- Born: 3 October 1977 (age 48) North London, England
- Occupations: Comedian, actor, television presenter
- Years active: 2001–present

= Lorna Watson =

British comedian, TV presenter (born 1977)

Lorna Watson (born 3 October 1977) is a British comedian, actress, and television presenter. She was one of the presenters of Spy School. Her acting roles include starring in Sister Boniface Mysteries and various characters in television sketch shows Rush Hour, The Wrong Door, and Watson & Oliver with comedy partner Ingrid Oliver.

== Early life and career ==
Watson was born in North London, England, and her initial appearances were during 2001–2002 in the comedy entertainment TV series Gatecrashers.

Among her early performances, in 2007 Watson appeared as Milly in series 2, episode 1, "The Work Outing", of The IT Crowd, and as Svetlana in the comedy drama TV movie Christmas at the Riviera.

In March 2012 she appeared on Let's Dance for Sport Relief with Ingrid Oliver; they danced to Ravel's Boléro. The two met at Tiffin Girls' School in Kingston upon Thames. Her influences are French & Saunders and Fry & Laurie.

In 2013, Watson appeared as Sister Boniface in the Father Brown episode "The Bride of Christ" and took part in a special series of The Great British Bake Off. In 2015, she starred in a special episode of Horrible Histories in which she played Boudicca. She also played a one-off character called 'Thingy' in the "Fashion Phonies" episode of CBBC's Hotel Trubble.

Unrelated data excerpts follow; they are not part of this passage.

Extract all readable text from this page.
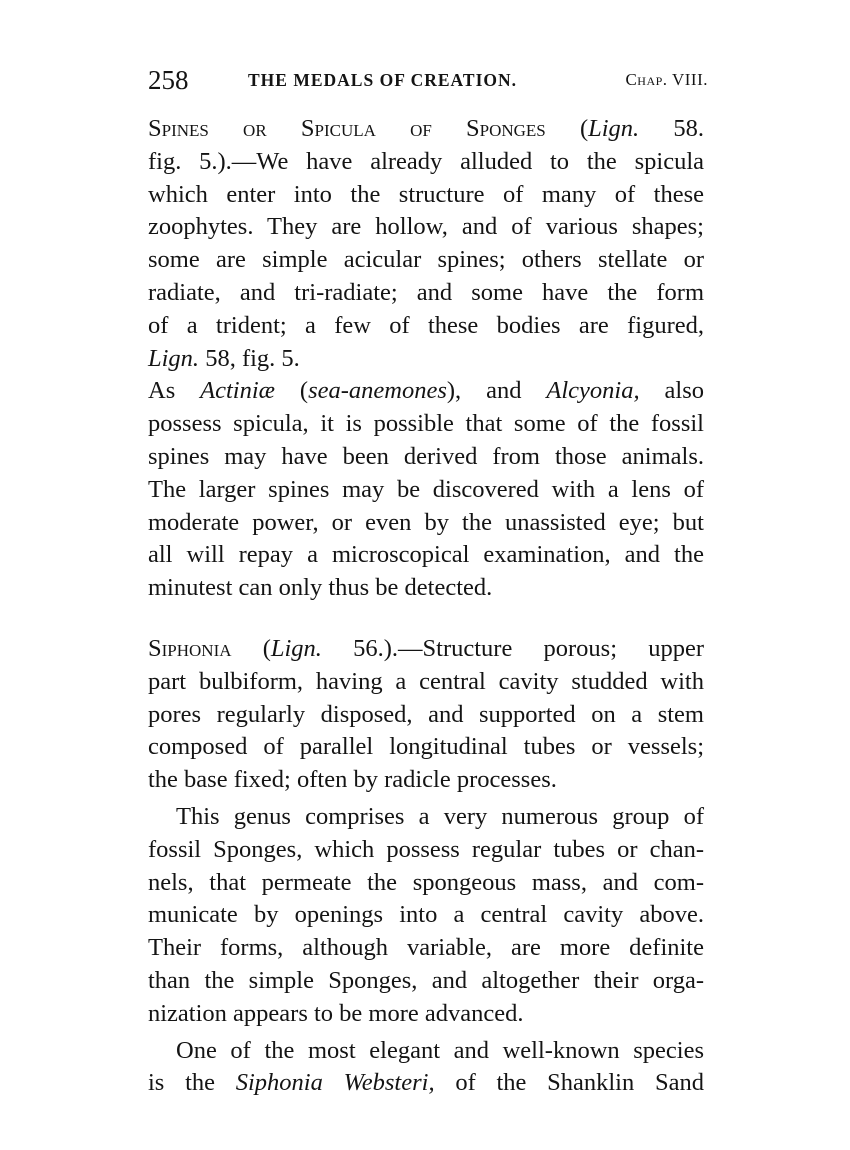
258	THE MEDALS OF CREATION.	Chap. VIII.
Spines or Spicula of Sponges (Lign. 58.
fig. 5.).—We have already alluded to the spicula
which enter into the structure of many of these
zoophytes. They are hollow, and of various shapes;
some are simple acicular spines; others stellate or
radiate, and tri-radiate; and some have the form
of a trident; a few of these bodies are figured,
Lign. 58, fig. 5.
As Actiniæ (sea-anemones), and Alcyonia, also
possess spicula, it is possible that some of the fossil
spines may have been derived from those animals.
The larger spines may be discovered with a lens of
moderate power, or even by the unassisted eye; but
all will repay a microscopical examination, and the
minutest can only thus be detected.
Siphonia (Lign. 56.).—Structure porous; upper
part bulbiform, having a central cavity studded with
pores regularly disposed, and supported on a stem
composed of parallel longitudinal tubes or vessels;
the base fixed; often by radicle processes.
This genus comprises a very numerous group of
fossil Sponges, which possess regular tubes or chan-
nels, that permeate the spongeous mass, and com-
municate by openings into a central cavity above.
Their forms, although variable, are more definite
than the simple Sponges, and altogether their orga-
nization appears to be more advanced.
One of the most elegant and well-known species
is the Siphonia Websteri, of the Shanklin Sand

She appeared as Dorothy Eatbins in 13 episodes of the Animal TV miniseries in 2018.

In January 2020, it was announced that Watson would be reprising her Sister Boniface role for a new series called Sister Boniface Mysteries, with a ten-episode first series premiering on the streaming service BritBox. The second series aired in 2023 with filming for a third series beginning in June for broadcast in 2024, with Watson also recording a return to Father Brown.

Watson is the author of the 2024 children's book Rabbit on the Rampage published by Walker Books.

She guest starred as Felicity Crawford in Midsomer Murders season 25, episode 4, "Top of the Class", in 2025.